La succession de Pascal Lamy à la tête de l’Organisation mondiale du commerce (OMC) a commencé, mardi 29 janvier, avec la présentation des neuf candidats devant le Conseil général de l’OMC, à Genève.
Trois d’entre eux sont des Latino-Américains : Anabel Gonzalez, ministre du commerce extérieur du Costa Rica, Roberto Azevêdo, ambassadeur du Brésil auprès de l’OMC, et le Mexicain Herminio Blanco, ancien négociateur des traités de libre échange du Mexique avec les Etats-Unis et le Canada (l’Accord de libre échange nord-américain, Alena), avec l’Union européenne (UE), une dizaine de pays d’Amérique latine, le Japon et Israël.
Alors que les pays d’Amérique latine et des Caraïbes viennent de proclamer leur unité au sommet de Santiago du Chili, la course dans le désordre pour la direction de l’OMC montre leurs différences persistantes et la difficulté d’apparaître comme un bloc soudé sur la scène internationale.
Une "short list" doit être soumise en avril à la considération des 159 pays membres de l’OMC.
Le Costa Rica et le Brésil ont engagé une campagne pour soutenir leurs candidats respectifs.
Le diplomate brésilien espère rallier les émergents du BRICS (Brésil, Russie, Inde, Chine et Afrique du Sud). Ce n’est pas la première fois que le Brésil aspire à diriger l’OMC (le précédent candidat était aussi un ambassadeur, Luiz Felipe Seixas Correa). Selon le journaliste Clovis Rossi, du quotidien Folha de São Paulo, le principal handicap de l’ambassadeur Azevêdo est le protectionnisme brésilien. Or, l’OMC est vouée à la libéralisation du commerce.

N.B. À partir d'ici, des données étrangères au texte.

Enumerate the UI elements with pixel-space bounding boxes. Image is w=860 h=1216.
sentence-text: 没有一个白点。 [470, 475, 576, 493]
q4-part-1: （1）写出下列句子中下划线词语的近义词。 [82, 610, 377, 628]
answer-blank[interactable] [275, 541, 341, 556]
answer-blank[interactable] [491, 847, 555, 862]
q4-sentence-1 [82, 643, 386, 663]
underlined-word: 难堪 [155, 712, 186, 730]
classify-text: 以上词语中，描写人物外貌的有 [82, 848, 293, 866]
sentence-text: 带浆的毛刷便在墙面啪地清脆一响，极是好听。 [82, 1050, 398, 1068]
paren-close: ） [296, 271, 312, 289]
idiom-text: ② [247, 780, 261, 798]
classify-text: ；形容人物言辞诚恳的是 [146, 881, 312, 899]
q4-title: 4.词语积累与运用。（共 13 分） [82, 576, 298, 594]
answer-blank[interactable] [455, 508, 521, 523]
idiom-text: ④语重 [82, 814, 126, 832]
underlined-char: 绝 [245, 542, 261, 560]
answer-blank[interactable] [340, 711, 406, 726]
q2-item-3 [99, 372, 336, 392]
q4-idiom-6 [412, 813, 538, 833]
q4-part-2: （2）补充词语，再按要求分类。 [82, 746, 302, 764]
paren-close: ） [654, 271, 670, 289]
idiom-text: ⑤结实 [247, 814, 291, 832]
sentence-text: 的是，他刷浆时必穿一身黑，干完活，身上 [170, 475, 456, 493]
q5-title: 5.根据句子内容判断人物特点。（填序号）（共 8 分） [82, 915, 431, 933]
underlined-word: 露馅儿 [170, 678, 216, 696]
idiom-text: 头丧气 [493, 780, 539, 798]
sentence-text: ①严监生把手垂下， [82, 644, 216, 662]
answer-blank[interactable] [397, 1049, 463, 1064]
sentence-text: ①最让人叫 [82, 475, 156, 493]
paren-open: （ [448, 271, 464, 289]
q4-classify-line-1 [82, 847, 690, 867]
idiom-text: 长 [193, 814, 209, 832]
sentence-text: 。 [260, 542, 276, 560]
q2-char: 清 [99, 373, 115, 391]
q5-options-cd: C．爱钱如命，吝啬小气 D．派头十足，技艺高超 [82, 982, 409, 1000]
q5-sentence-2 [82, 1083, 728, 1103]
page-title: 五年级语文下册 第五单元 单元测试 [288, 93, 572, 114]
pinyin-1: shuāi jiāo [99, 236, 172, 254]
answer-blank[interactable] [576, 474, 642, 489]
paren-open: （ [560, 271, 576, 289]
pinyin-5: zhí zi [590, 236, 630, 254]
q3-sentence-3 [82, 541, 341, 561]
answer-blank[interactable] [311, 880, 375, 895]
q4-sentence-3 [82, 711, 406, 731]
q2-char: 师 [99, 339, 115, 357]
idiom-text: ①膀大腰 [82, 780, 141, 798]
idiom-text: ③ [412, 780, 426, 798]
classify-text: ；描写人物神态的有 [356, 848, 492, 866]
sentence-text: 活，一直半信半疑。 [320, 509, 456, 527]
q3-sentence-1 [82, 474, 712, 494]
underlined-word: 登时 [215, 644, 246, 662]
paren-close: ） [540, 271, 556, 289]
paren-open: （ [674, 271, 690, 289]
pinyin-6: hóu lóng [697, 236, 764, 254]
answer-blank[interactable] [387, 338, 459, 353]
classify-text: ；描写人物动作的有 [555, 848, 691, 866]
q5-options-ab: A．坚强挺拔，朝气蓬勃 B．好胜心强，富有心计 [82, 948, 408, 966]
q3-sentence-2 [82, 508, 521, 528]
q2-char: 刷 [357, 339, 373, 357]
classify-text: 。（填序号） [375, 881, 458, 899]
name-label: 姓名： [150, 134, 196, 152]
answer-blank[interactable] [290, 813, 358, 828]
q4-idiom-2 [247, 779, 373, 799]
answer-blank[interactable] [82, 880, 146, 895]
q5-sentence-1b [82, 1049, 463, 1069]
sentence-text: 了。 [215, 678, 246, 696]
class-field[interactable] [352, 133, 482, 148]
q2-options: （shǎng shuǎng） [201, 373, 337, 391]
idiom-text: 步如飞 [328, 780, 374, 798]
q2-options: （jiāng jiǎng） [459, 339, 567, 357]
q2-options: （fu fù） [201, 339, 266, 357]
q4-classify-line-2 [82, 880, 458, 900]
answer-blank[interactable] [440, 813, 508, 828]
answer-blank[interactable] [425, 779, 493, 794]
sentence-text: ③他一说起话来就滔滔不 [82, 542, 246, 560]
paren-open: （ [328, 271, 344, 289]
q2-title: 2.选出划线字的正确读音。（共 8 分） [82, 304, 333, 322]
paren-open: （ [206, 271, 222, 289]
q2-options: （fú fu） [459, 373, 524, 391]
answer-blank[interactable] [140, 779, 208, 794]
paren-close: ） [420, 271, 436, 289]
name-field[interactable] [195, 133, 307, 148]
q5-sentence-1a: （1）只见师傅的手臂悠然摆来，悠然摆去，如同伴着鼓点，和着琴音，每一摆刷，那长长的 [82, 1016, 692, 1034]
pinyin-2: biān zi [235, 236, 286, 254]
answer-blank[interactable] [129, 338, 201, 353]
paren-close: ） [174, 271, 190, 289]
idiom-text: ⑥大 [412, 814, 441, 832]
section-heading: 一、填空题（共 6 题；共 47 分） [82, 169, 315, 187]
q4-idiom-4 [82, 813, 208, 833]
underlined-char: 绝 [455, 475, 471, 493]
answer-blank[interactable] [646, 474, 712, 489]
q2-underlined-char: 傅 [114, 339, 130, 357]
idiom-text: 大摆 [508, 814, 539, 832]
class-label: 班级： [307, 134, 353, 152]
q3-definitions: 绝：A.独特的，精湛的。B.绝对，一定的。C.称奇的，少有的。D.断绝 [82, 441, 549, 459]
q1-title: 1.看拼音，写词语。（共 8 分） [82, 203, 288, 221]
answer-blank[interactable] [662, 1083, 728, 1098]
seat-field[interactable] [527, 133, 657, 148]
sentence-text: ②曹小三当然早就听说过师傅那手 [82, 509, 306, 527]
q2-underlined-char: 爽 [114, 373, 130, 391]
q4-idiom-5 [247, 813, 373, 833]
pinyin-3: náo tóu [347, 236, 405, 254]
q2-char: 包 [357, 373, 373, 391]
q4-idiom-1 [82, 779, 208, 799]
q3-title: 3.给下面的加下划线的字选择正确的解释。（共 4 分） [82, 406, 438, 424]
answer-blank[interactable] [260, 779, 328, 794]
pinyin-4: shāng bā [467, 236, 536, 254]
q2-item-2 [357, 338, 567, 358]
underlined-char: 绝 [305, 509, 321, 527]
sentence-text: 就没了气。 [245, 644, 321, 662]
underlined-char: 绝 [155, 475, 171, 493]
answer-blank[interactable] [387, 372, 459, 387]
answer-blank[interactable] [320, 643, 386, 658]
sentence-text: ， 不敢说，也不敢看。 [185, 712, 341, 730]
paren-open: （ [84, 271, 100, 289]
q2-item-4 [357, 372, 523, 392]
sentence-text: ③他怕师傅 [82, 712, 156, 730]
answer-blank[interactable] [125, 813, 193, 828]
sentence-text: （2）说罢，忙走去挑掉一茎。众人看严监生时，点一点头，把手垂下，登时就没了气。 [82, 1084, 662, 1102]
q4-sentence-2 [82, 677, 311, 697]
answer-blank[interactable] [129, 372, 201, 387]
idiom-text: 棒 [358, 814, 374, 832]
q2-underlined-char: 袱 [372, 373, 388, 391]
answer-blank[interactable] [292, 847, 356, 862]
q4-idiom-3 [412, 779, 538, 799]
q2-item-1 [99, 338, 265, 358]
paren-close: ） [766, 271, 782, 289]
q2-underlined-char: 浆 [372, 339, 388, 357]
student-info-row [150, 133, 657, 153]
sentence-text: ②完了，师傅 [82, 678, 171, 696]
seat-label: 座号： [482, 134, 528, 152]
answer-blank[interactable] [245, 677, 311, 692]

Anabel Gonzalez a plusieurs atouts : d’être une femme, ce qui n’est pas négligeable par les temps qui courent, de connaître parfaitement l’OMC de l’intérieur et de l’extérieur, puisqu’elle a exercé des responsabilités dans l’organisation et y a représenté le Costa Rica, d’avoir une expérience politique, et pas seulement diplomatique. En outre, elle vient d’un petit pays, qui a relevé le défi de l’intégration à l’économie globale.
De passage récemment à Paris, elle se fait l’avocate des pays moins avancés, qui peinent à trouver leur place dans le commerce mondial.
"Plus de la moitié du commerce international est assurée par les pays en développement, confie-t-elle. Cependant, il y a encore des pays dont la participation est réduite. Le rôle de l’OMC est de les aider davantage. Les problèmes ne viennent pas seulement des barrières douanières. Le Rwanda, par exemple, ne dispose pas d’accès à la mer : comment franchir cet obstacle ?"
A son avis, "l’OMC doit augmenter les contrôles et la vigilance contre le protectionnisme comme réponse à la crise". L’OMC doit aussi redoubler d’efficacité pour la solution des conflits : plus de transparence et de respect des normes. Il faut encore se pencher sur de nouvelles problématiques, telle que le changement climatique : "comment contribuer à la libéralisation des services et des biens écologiques, promouvoir l’économie verte ?" Le Costa Rica est connu pour son engagement pionnier dans la protection de l’environnement et de la biodiversité, tandis que le Brésil prête le flanc aux critiques des écologistes.
Anabel Gonzalez croit à "la convergence entre les intégrations régionales et l’ouverture des marchés". Elle en veut pour preuve l’Amérique centrale, dont l’intégration, bien plus avancée que celle de l’Amérique du Sud, a favorisé une croissance soutenue du commerce depuis vingt ans. "Aussi bien l’intégration que le multilatéralisme sont des instruments, et pas des buts en soi, affirme la ministre costaricaine. L’objectif est de stimuler la croissance et le développement." D’ailleurs, l’intégration dépasse les frontières géographiques, la distance est devenue secondaire pour le commerce et l’investissement.